Blason des Plantagenets

     En 1166 (comme le dit Louis Elégoët dans son livre Bretagne – une histoire), Henri II Plantagenêt, roi d’Angleterre (et second mari d’Aliénor d’Aquitaine) va exiger de Conan IV le Petit (Konan IV ar Bihan : 1148 – 1166), les fiançailles de sa fille Constance(Konstanza : 1166-1196) héritière du duché avec son fils Geoffroy. Henri II gouvernera la Bretagne avec dureté, le temps que Geoffroy accède effectivement au pouvoir.

    Geoffroy est l’un des fils d’Aliénor d’Aquitaine et de son second mari, Henri II, le roi d’Angleterre. Rappelons qu’Aliénor s’était, en premières noces, mariée avec le roi de France Louis VII, duquel elle divorça… (Ah, l’erreur !). Geoffroy est moins connu que Richard Coeur de Lion (son illustre frère aîné et fils préféré d’Aliénor) et que son autre frère, le fourbe et cruel Jean Sans Terre.

V – 4   Geoffroy devient duc de Bretagne :

Sceau du duc Geoffroy II

    Geoffroy, devenu duc de Bretagne, sous le nom de Geoffroy II (Jafrez II : 1181 – 1186), va gouverner le pays avec sagesse, dans un contexte très difficile. Il aura un fils : Arthur qui, à la mort de son père en 1186, sera couronné duc de Bretagne sous le nom d’Arthur Ier (Arzhur Iañ : 1186 – 1203).

    Lorsque Richard Coeur de Lion, devenu roi d’Angleterre, est mortellement blessé en 1199 par un carreau d’arbalète, lors du siège du château de Châlus Chabrol (Haute-Vienne), se pose la question de la succession au trône d’Angleterre. Deux prétendants : Jean Sans Terre et Arthur Ier, duc de Bretagne et… petit-fils du roi d’Angleterre !

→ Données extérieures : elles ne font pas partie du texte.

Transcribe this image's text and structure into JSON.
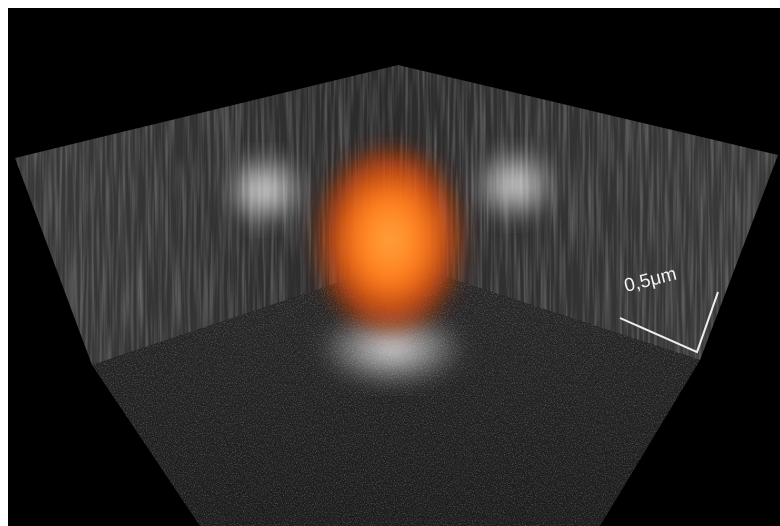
{
  "scale_bar": {
    "label": "0,5μm"
  }
}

V – 5   Le destin tragique d’Arthur Ier :

     Arthur, craignant pour sa vie, s’est mis sous la protection de Philippe-Auguste, protection qui n’en est pas une (Mauvaise pioche !). En effet, le roi de France conseille d’abord à Arthur de réclamer la couronne d’Angleterre, puis fait volte-face et reconnaît Jean Sans Terre comme l’héritier légitime, en échange de terres anglaises qui viennent opportunément agrandir le domaine royal (Ben tiens !) …

Sceau du duc Arthur Ier

    Arthur est fait prisonnier, victime d’une trahison. Il est assassiné en 1203 (il n’a que 19 ans !) par son oncle Jean Sans Terre, puis jeté dans la Seine à Rouen : encore une date, funeste celle-là pour la Bretagne, dont il faut se souvenir…

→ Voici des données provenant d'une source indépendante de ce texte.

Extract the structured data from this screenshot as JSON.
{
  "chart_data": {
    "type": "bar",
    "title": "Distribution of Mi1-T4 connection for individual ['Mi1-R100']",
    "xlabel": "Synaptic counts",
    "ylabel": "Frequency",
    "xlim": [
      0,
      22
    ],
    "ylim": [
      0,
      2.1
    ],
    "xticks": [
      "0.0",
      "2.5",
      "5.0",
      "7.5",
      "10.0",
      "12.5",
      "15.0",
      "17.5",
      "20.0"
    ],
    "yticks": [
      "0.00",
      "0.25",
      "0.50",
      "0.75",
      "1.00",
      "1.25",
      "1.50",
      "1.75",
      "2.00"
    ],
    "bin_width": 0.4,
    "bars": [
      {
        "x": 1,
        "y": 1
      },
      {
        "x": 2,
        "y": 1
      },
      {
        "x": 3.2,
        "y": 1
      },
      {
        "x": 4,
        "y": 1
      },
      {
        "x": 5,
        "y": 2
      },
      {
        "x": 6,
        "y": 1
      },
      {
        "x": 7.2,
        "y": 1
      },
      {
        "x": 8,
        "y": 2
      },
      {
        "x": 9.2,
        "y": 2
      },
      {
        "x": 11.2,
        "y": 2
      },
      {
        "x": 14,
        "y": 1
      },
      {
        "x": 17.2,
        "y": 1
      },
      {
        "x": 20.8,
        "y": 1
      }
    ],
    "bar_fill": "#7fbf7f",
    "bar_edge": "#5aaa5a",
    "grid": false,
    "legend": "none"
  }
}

     La raison d’État a parlé. Aliénor n’a dit mot sur l’assassinat de son petit-fils par l’un de ses propres fils !! Vous verrez maintenant peut-être la « courageuse » Aliénor d’Aquitaine d’un autre autre œil…

     Philippe-Auguste finit par prendre possession de toutes les provinces anglaises sur le continent, faisant croire ainsi aux Bretons qu’il venge la mort d’Arthur. Mais, en réalité, le roi de France a bien exploité le jeune duc.

     La Bretagne pleure son jeune souverain ! Mais elle est enfin débarrassée (pour un temps… ) d’une domination anglaise trop pesante. Va-t-elle pour autant se libérer aussi de l’influence française qui se fait maintenant de plus en plus pressante ?

    La réponse à cette question, déterminante pour l’avenir de cette Bretagne en construction sera à découvrir dans un prochain article, lui aussi … en construction.  

A suivre ….

YK – miz Mae 2025

Sources : Histoire de Bretagne – Joseph Chardonnet

Histoire de Bretagne – Jean-Pierre Le Mat

Bretagne : Une histoire – Istor Breizh – Louis Elégoët

Histoire de la Bretagne et des pays celtiques – Ed. Skol Vreiz

Histoire secrète de la Bretagne – Jean Markaie

La femme celte – Jean Markaie

Histoire de Bretagne – A Dupouy

Et l’indispensable internet notamment pour tout ce qui est illustrations

En résumé : 

En Français :

– En  911, par le traité de Saint-Clair-sur-Epte, les Francs accordent aux Vikings de Rollon un territoire qui deviendra la Normandie.

– D’autres Vikings continuent à sévir du côté de Dol et dans l’estuaire de la Loire.

–  Alain II délivre définitivement la Bretagne des Vikings en 937 et prend le titre de « duc » (le meneur).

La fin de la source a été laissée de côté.